Another document leaked in the hack is a spreadsheet from an HR folder on Sony's servers that includes the birth dates, gender, health condition and medical costs for 34 employees, their spouses and children, who had very high medical bills. The conditions listed include premature births, cancer, kidney failure and liver cirrhosis. The document does not include employees' names.

The health documents are part of a devastating computer attack on the company's Culver City, California-based unit Sony Pictures that sent thousands of files circling the web between various file-sharing sites used by hackers. The information revealed included the salaries of thousands of employees and emails critical of President Barack Obama and Hollywood stars like Angelina Jolie.
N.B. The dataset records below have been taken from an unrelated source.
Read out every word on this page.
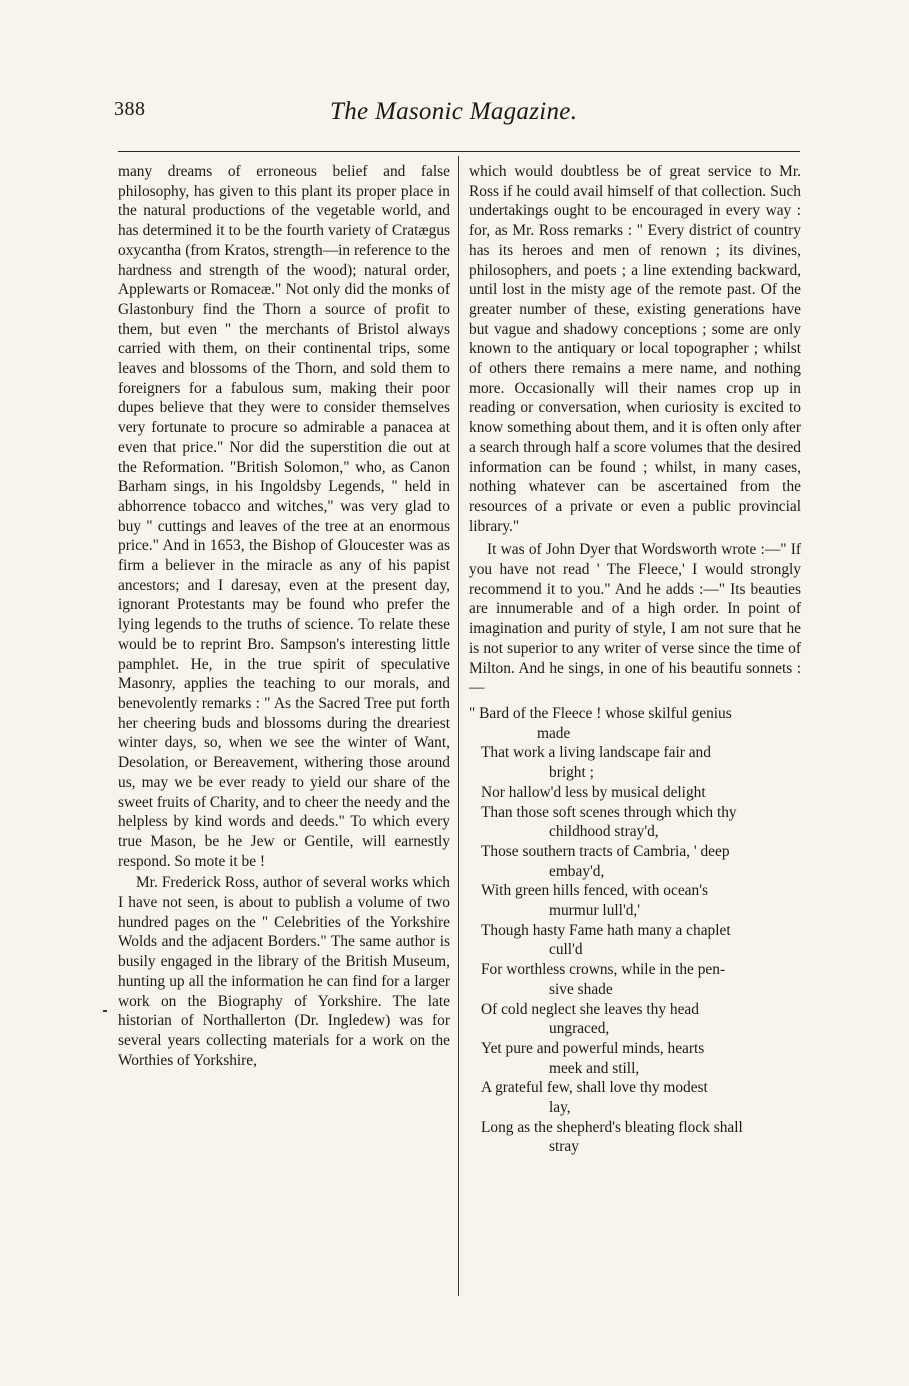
388	The Masonic Magazine.

many dreams of erroneous belief and false philosophy, has given to this plant its proper place in the natural productions of the vegetable world, and has determined it to be the fourth variety of Cratægus oxycantha (from Kratos, strength—in reference to the hardness and strength of the wood); natural order, Applewarts or Romaceæ." Not only did the monks of Glastonbury find the Thorn a source of profit to them, but even " the merchants of Bristol always carried with them, on their continental trips, some leaves and blossoms of the Thorn, and sold them to foreigners for a fabulous sum, making their poor dupes believe that they were to consider themselves very fortunate to procure so admirable a panacea at even that price." Nor did the superstition die out at the Reformation. "British Solomon," who, as Canon Barham sings, in his Ingoldsby Legends, " held in abhorrence tobacco and witches," was very glad to buy " cuttings and leaves of the tree at an enormous price." And in 1653, the Bishop of Gloucester was as firm a believer in the miracle as any of his papist ancestors; and I daresay, even at the present day, ignorant Protestants may be found who prefer the lying legends to the truths of science. To relate these would be to reprint Bro. Sampson's interesting little pamphlet. He, in the true spirit of speculative Masonry, applies the teaching to our morals, and benevolently remarks : " As the Sacred Tree put forth her cheering buds and blossoms during the dreariest winter days, so, when we see the winter of Want, Desolation, or Bereavement, withering those around us, may we be ever ready to yield our share of the sweet fruits of Charity, and to cheer the needy and the helpless by kind words and deeds." To which every true Mason, be he Jew or Gentile, will earnestly respond. So mote it be !

Mr. Frederick Ross, author of several works which I have not seen, is about to publish a volume of two hundred pages on the " Celebrities of the Yorkshire Wolds and the adjacent Borders." The same author is busily engaged in the library of the British Museum, hunting up all the information he can find for a larger work on the Biography of Yorkshire. The late historian of Northallerton (Dr. Ingledew) was for several years collecting materials for a work on the Worthies of Yorkshire,

which would doubtless be of great service to Mr. Ross if he could avail himself of that collection. Such undertakings ought to be encouraged in every way : for, as Mr. Ross remarks : " Every district of country has its heroes and men of renown ; its divines, philosophers, and poets ; a line extending backward, until lost in the misty age of the remote past. Of the greater number of these, existing generations have but vague and shadowy conceptions ; some are only known to the antiquary or local topographer ; whilst of others there remains a mere name, and nothing more. Occasionally will their names crop up in reading or conversation, when curiosity is excited to know something about them, and it is often only after a search through half a score volumes that the desired information can be found ; whilst, in many cases, nothing whatever can be ascertained from the resources of a private or even a public provincial library."

It was of John Dyer that Wordsworth wrote :—" If you have not read ' The Fleece,' I would strongly recommend it to you." And he adds :—" Its beauties are innumerable and of a high order. In point of imagination and purity of style, I am not sure that he is not superior to any writer of verse since the time of Milton. And he sings, in one of his beautifu sonnets :—

" Bard of the Fleece ! whose skilful genius
made
That work a living landscape fair and
bright ;
Nor hallow'd less by musical delight
Than those soft scenes through which thy
childhood stray'd,
Those southern tracts of Cambria, ' deep
embay'd,
With green hills fenced, with ocean's
murmur lull'd,'
Though hasty Fame hath many a chaplet
cull'd
For worthless crowns, while in the pen-
sive shade
Of cold neglect she leaves thy head
ungraced,
Yet pure and powerful minds, hearts
meek and still,
A grateful few, shall love thy modest
lay,
Long as the shepherd's bleating flock shall
stray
The release of the health information could be some of the most damaging material, says Deborah Peel, director of Patient Privacy Rights, a non-profit group. "This stuff will haunt all those people for the rest of their lives.

"Once it is up on the internet, it is up in perpetuity. Health information is the most sensitive information about you."

One email between Sony's insurer Aetna and its HR department over a denied claim contains the name of an employee and the type of surgery the worker's spouse had. Another between health insurer Anthem and Sony's HR department includes the name of an employee and an unresolved claim for speech therapy sessions.

In the memo discussing denied claims for the employee's special-needs child, Sony's HR department went into detail on the child's treatment, how the child was faring, the location of the facility, and conversations the insurer had with the child's care providers.

Peel says that level of detail should not have been shared, especially the child's name, which is not relevant to making a determination about the claim. "This is the absolute worst nightmare for this employee and their family," she says. "Why they are doing this with the name and location and all the identifiable information is beyond me."

Carol Olsby, who has worked in HR at large technology companies, says it was common at her former employers for workers' names and medical conditions to be shared in emails or for the companies to have a file of the most expensive medical claims.

Employers would sometimes get a list of the costliest claims from an insurer to justify a rate increase, she says. For example, if a company had employees who developed costly chronic conditions, like a type of cancer or kidney failure, or had a premature baby, the insurer could argue that rates should rise.

Olsby, who now runs consulting firm Carol Olsby & Associates, says it was quite common for employees to email the human resources department with medical information related to a denied claim. In all cases, she says, the companies would try to keep the information on a "need-to-know basis".